Auto Industry

Saab set to sizzle?

Swedish brand in green relaunch – but China sales targets look like a stretch

In late January, Shanghai experienced a landmark moment: Qian Jun, a local resident, received the keys for his new Roewe E50. According to the Shanghai Daily Qian became the proud owner of the city’s first fully electric car.

The vehicle, which was made locally by SAIC, has a range of 180km, which Qian says is fine for him, as his daily commute is just 20km. He’s also lucky that his place of work – the Shanghai International Automobile City in suburban Jiading – is one of 12 locations in the metropolis with a charging station.

Shanghai has been making robust efforts to promote green cars lately. One key initiative: those who purchase electric vehicles can get their licence plates in a day and virtually for free, paying just Rmb125 ($20). In contrast, drivers of gas-guzzlers must join the licence plate auction. The bids in last month’s auction saw the average price for a Shanghai plate soar to Rmb75,000 (up from an average of Rmb50,000 in 2012).

For those who want to drive standard cars, a Shanghai plate now costs as much as a mid-range sedan (Shanghai Daily compares the licence fee to a Geely MK-II, which sells for Rmb75,000 too).

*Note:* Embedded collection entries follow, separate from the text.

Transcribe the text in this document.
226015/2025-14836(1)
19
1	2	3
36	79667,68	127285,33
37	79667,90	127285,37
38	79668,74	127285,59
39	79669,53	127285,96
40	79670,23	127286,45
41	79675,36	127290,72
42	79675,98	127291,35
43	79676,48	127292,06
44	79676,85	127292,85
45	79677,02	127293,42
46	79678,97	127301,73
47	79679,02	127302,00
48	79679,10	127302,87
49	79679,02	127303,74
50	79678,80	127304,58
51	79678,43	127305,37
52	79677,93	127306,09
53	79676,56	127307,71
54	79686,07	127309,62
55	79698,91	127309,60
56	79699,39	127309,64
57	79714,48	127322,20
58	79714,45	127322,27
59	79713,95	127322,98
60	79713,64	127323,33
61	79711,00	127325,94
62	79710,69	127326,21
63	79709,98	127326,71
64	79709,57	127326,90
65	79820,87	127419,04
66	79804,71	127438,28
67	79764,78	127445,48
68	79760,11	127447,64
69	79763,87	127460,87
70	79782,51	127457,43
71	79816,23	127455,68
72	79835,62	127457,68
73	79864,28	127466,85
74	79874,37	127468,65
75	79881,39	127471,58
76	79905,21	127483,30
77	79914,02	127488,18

Policy incentives are bringing down the total ownership costs for green vehicles. For example, the sticker price of Qian’s Roewe E50 is Rmb234,900. But after central and local government subsidies had kicked in, Qian paid Rmb130,000. Plus there was the further saving on the Shanghai licence plate.

The city’s only electric car dealer – Gaozhan New Energy Vehicles – says it has orders for a further 230 cars and will deliver them by March.

But as car industry blogger and author Greg Anderson points out, it is still far from clear that enough Chinese consumers are interested in buying green vehicles.

Last year only 12,791 battery-powered and hybrid cars were sold in China. Admittedly that is 52% more than the year before but Anderson still labels it as “inconsequential” when weighed against the 19.3 million vehicles purchased in total by the Chinese last year.

Anderson adds that the government has pushed back some of its targets for the sales of green cars. For example, it had originally envisaged there’d be 500,000 of them on the roads by 2011; that goal has now been delayed to 2015.

One city that will be hoping that the target is met is Trollhaetten. It is home to Saab, a brand that has gone through financial trauma since General Motors decided to dispose of it in 2008.

Saab’s new owner is National Electric Vehicle (Nevs), a Chinese entity that rescued the Swedish firm from bankruptcy in August. The latest plan is to relaunch Saab as a maker of electric cars targeted at the Chinese market. But Bloomberg says the success of the project hinges on whether China’s ambitious targets for green car sales come to fruition.

Nevs is betting that they will. “China realises the need to meet the climate challenges through electric vehicles,” Mikael Oestlund, a company spokeman told the US news agency. “The business plan is well thought-out and completely realistic,” agreed Trollhaettan mayor Paul Aakerlund.

Perhaps the mayor is right, although the sales goals look pretty aggressive. The Chinese firm forecasts it will be selling 120,000 battery-powered Saab sedans a year by 2016 – a massive multiple on the meagre number of green vehicles sold in China last year.

One crumb of comfort for Saab is that it will have Qingdao – population 8.7 million – on its side. That’s because the coastal city purchased a 22% stake in Nevs this month for just over $300 million, reports Bloomberg.

Should sales of Saab’s electric vehicles reach targets, the agreement envisages a second company factory opening in Qingdao.